9. En cinquième lieu, d'une part, aux termes de l'article 8 de la convention européenne de sauvegarde des droits humains et des libertés fondamentales : " 1. Toute personne a droit au respect de sa vie privée et familiale, de son domicile et de sa correspondance. / 2. Il ne peut y avoir ingérence d'une autorité publique dans l'exercice de ce droit que pour autant que cette ingérence est prévue par la loi et qu'elle constitue une mesure qui, dans une société démocratique, est nécessaire à la sécurité nationale, à la sûreté publique, au bien-être économique du pays, à la défense de l'ordre et à la prévention des infractions pénales, à la protection de la santé ou de la morale, ou à la protection des droits et libertés d'autrui ".

10. D'autre part, aux termes de l'article 3 de la convention internationale des droits de l'enfant : " 1. Dans toutes les décisions qui concernent les enfants, qu'elles soient le fait des institutions publiques ou privées de protection sociale, des tribunaux, des autorités administratives ou des organes législatifs, l'intérêt supérieur de l'enfant doit être une considération primordiale. / () ".

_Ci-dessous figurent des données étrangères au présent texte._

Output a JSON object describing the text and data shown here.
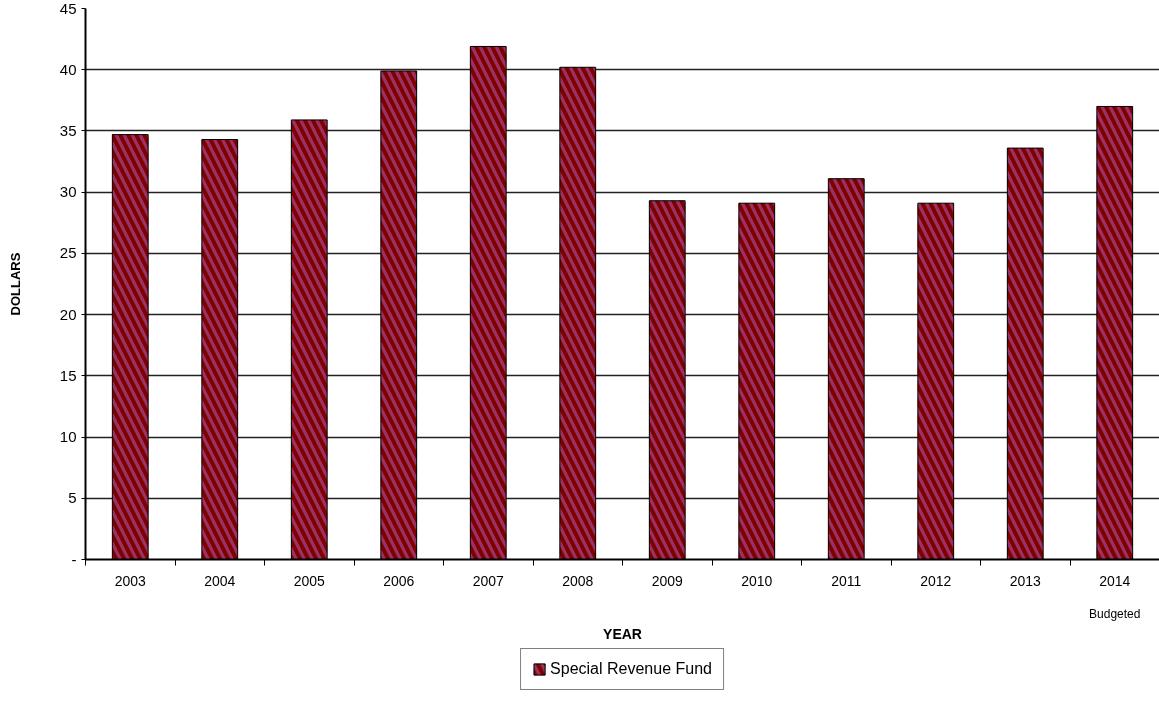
{
  "chart_data": {
    "type": "bar",
    "xlabel": "YEAR",
    "ylabel": "DOLLARS",
    "categories": [
      "2003",
      "2004",
      "2005",
      "2006",
      "2007",
      "2008",
      "2009",
      "2010",
      "2011",
      "2012",
      "2013",
      "2014"
    ],
    "series": [
      {
        "name": "Special Revenue Fund",
        "color": "#993366",
        "values": [
          34.7,
          34.3,
          35.9,
          39.9,
          41.9,
          40.2,
          29.3,
          29.1,
          31.1,
          29.1,
          33.6,
          37.0
        ]
      }
    ],
    "ylim": [
      0,
      45
    ],
    "yticks": [
      {
        "value": 0,
        "label": "-"
      },
      5,
      10,
      15,
      20,
      25,
      30,
      35,
      40,
      45
    ],
    "grid": "y",
    "legend": "bottom",
    "annotations": [
      "Budgeted"
    ]
  }
}
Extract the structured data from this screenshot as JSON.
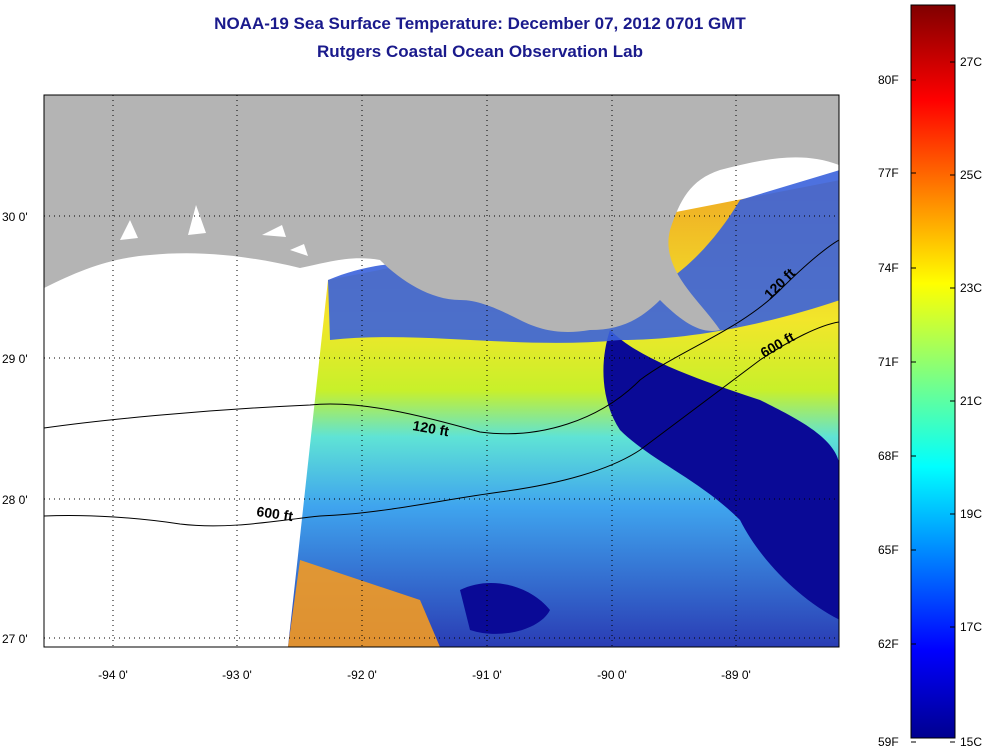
{
  "title": {
    "line1": "NOAA-19 Sea Surface Temperature:  December 07, 2012 0701 GMT",
    "line2": "Rutgers Coastal Ocean Observation Lab"
  },
  "map": {
    "lon_range": [
      -94.5,
      -88.25
    ],
    "lat_range": [
      26.95,
      30.85
    ],
    "lon_ticks": [
      "-94 0'",
      "-93 0'",
      "-92 0'",
      "-91 0'",
      "-90 0'",
      "-89 0'"
    ],
    "lat_ticks": [
      "30 0'",
      "29 0'",
      "28 0'",
      "27 0'"
    ],
    "land_color": "#b4b4b4",
    "contours": [
      {
        "label": "120 ft"
      },
      {
        "label": "600 ft"
      }
    ],
    "contour_labels": [
      "120 ft",
      "600 ft",
      "120 ft",
      "600 ft"
    ]
  },
  "colorbar": {
    "fahrenheit": [
      "80F",
      "77F",
      "74F",
      "71F",
      "68F",
      "65F",
      "62F",
      "59F"
    ],
    "celsius": [
      "27C",
      "25C",
      "23C",
      "21C",
      "19C",
      "17C",
      "15C"
    ],
    "range_c": [
      15,
      28.3
    ],
    "colormap": "jet"
  }
}
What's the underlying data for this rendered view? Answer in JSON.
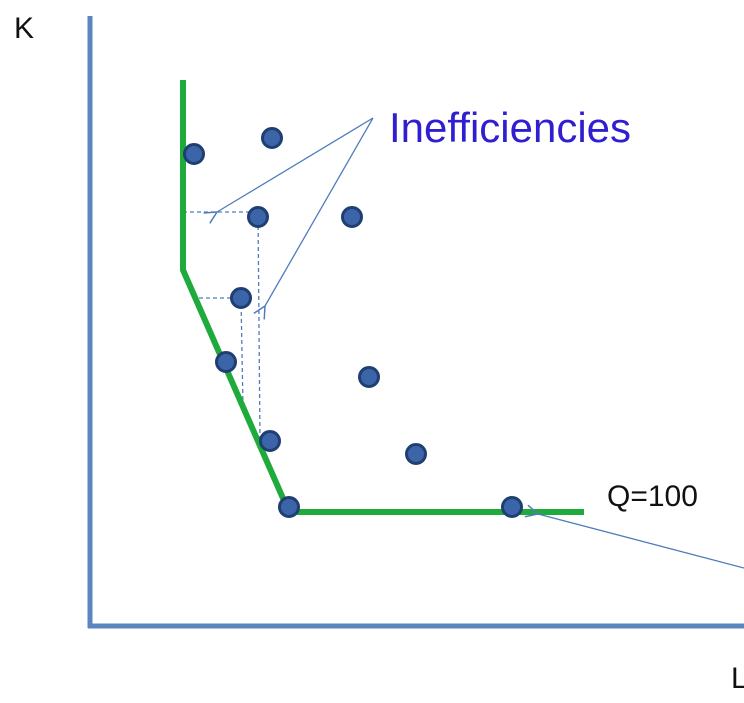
{
  "axes": {
    "y_label": "K",
    "x_label": "L"
  },
  "isoquant_label": "Q=100",
  "annotation": {
    "text": "Inefficiencies",
    "color": "#2f1fd0"
  },
  "colors": {
    "axis": "#5b85c0",
    "isoquant": "#1faa3c",
    "point_fill": "#3b65a8",
    "point_stroke": "#1f3f73",
    "arrow": "#4f7dbb",
    "dashed": "#4f7dbb"
  }
}
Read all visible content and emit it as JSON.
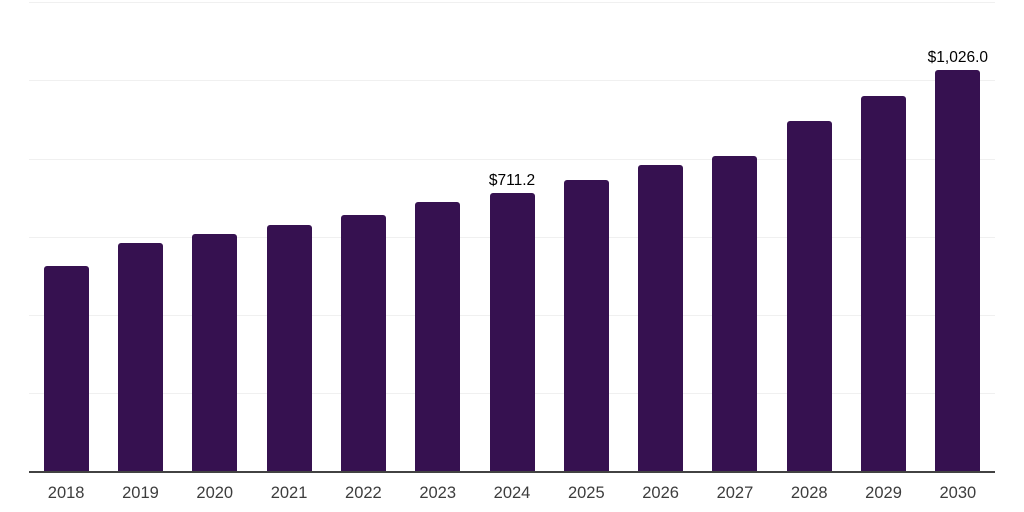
{
  "chart_data": {
    "type": "bar",
    "title": "",
    "xlabel": "",
    "ylabel": "",
    "categories": [
      "2018",
      "2019",
      "2020",
      "2021",
      "2022",
      "2023",
      "2024",
      "2025",
      "2026",
      "2027",
      "2028",
      "2029",
      "2030"
    ],
    "values": [
      526,
      584,
      608,
      631,
      655,
      688,
      711.2,
      746,
      783,
      807,
      896,
      960,
      1026
    ],
    "data_labels": {
      "2024": "$711.2",
      "2030": "$1,026.0"
    },
    "ylim": [
      0,
      1200
    ],
    "y_gridline_step": 200,
    "grid": true,
    "legend": "none",
    "y_axis_tick_labels_shown": false,
    "colors": {
      "bar": "#361150",
      "gridline": "#f0f0f0",
      "axis_line": "#424242",
      "tick_label": "#3d3d3d",
      "data_label": "#000000",
      "background": "#ffffff"
    }
  }
}
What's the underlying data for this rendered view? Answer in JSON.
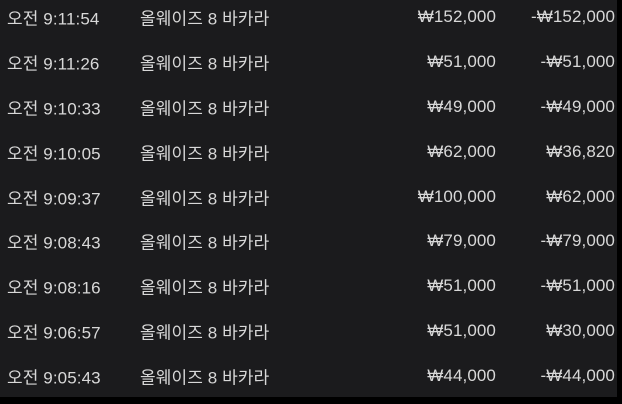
{
  "colors": {
    "background": "#1b1b1d",
    "text": "#d8d8d8",
    "edge": "#000000"
  },
  "history": {
    "columns": [
      "time",
      "game",
      "bet_amount",
      "result_amount"
    ],
    "currency_symbol": "₩",
    "rows": [
      {
        "time": "오전 9:11:54",
        "game": "올웨이즈 8 바카라",
        "bet": "₩152,000",
        "result": "-₩152,000"
      },
      {
        "time": "오전 9:11:26",
        "game": "올웨이즈 8 바카라",
        "bet": "₩51,000",
        "result": "-₩51,000"
      },
      {
        "time": "오전 9:10:33",
        "game": "올웨이즈 8 바카라",
        "bet": "₩49,000",
        "result": "-₩49,000"
      },
      {
        "time": "오전 9:10:05",
        "game": "올웨이즈 8 바카라",
        "bet": "₩62,000",
        "result": "₩36,820"
      },
      {
        "time": "오전 9:09:37",
        "game": "올웨이즈 8 바카라",
        "bet": "₩100,000",
        "result": "₩62,000"
      },
      {
        "time": "오전 9:08:43",
        "game": "올웨이즈 8 바카라",
        "bet": "₩79,000",
        "result": "-₩79,000"
      },
      {
        "time": "오전 9:08:16",
        "game": "올웨이즈 8 바카라",
        "bet": "₩51,000",
        "result": "-₩51,000"
      },
      {
        "time": "오전 9:06:57",
        "game": "올웨이즈 8 바카라",
        "bet": "₩51,000",
        "result": "₩30,000"
      },
      {
        "time": "오전 9:05:43",
        "game": "올웨이즈 8 바카라",
        "bet": "₩44,000",
        "result": "-₩44,000"
      }
    ]
  }
}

11. M. A soutient que la décision attaquée méconnait les stipulations reproduites aux points n° 9 et 10. À l'appui de son moyen, l'intéressé produit un diplôme d'études en langue française, niveau B2, un acte de mariage et l'acte de naissance de son fils né le 18 mai 2019. Toutefois, en l'absence de démonstration d'une quelconque atteinte aux droits reconnus par les articles 8 de la convention européenne de sauvegarde des droits humains et des libertés fondamentales et 3 de la convention internationale des droits de l'enfant, et compte tenu des infractions dont l'intéressé a été l'auteur et pour lesquelles il a été condamné, la décision attaquée ne porte pas une atteinte disproportionnée aux droits garantis par ces stipulations. Par suite le moyen doit être écarté.

12. Il résulte de tout ce qui précède que la requête de M. A doit être rejetée, en toutes ses conclusions.

D E C I D E :

Article 1er : La requête de M. A est rejetée.

Article 2 : Le présent jugement sera notifié à M. B A, à Me Alain Ifrah et au préfet de la Sarthe.

Délibéré après l'audience du 20 mars 2024, à laquelle siégeaient :

Mme Rimeu, présidente,

M. Jégard, premier conseiller,

Mme El Mouats St Dizier, conseillère.

Rendu public par mise à disposition au greffe le 10 avril 2024.

Le rapporteur,

X. JÉGARDLa présidente,

S. RIMEU

La greffière,

P. LABOUREL

La République mande et ordonne au préfet de la Sarthe en ce qui le concerne ou à tous commissaires de justice à ce requis en ce qui concerne les voies de droit commun contre les parties privées, de pourvoir à l'exécution de la présente décision.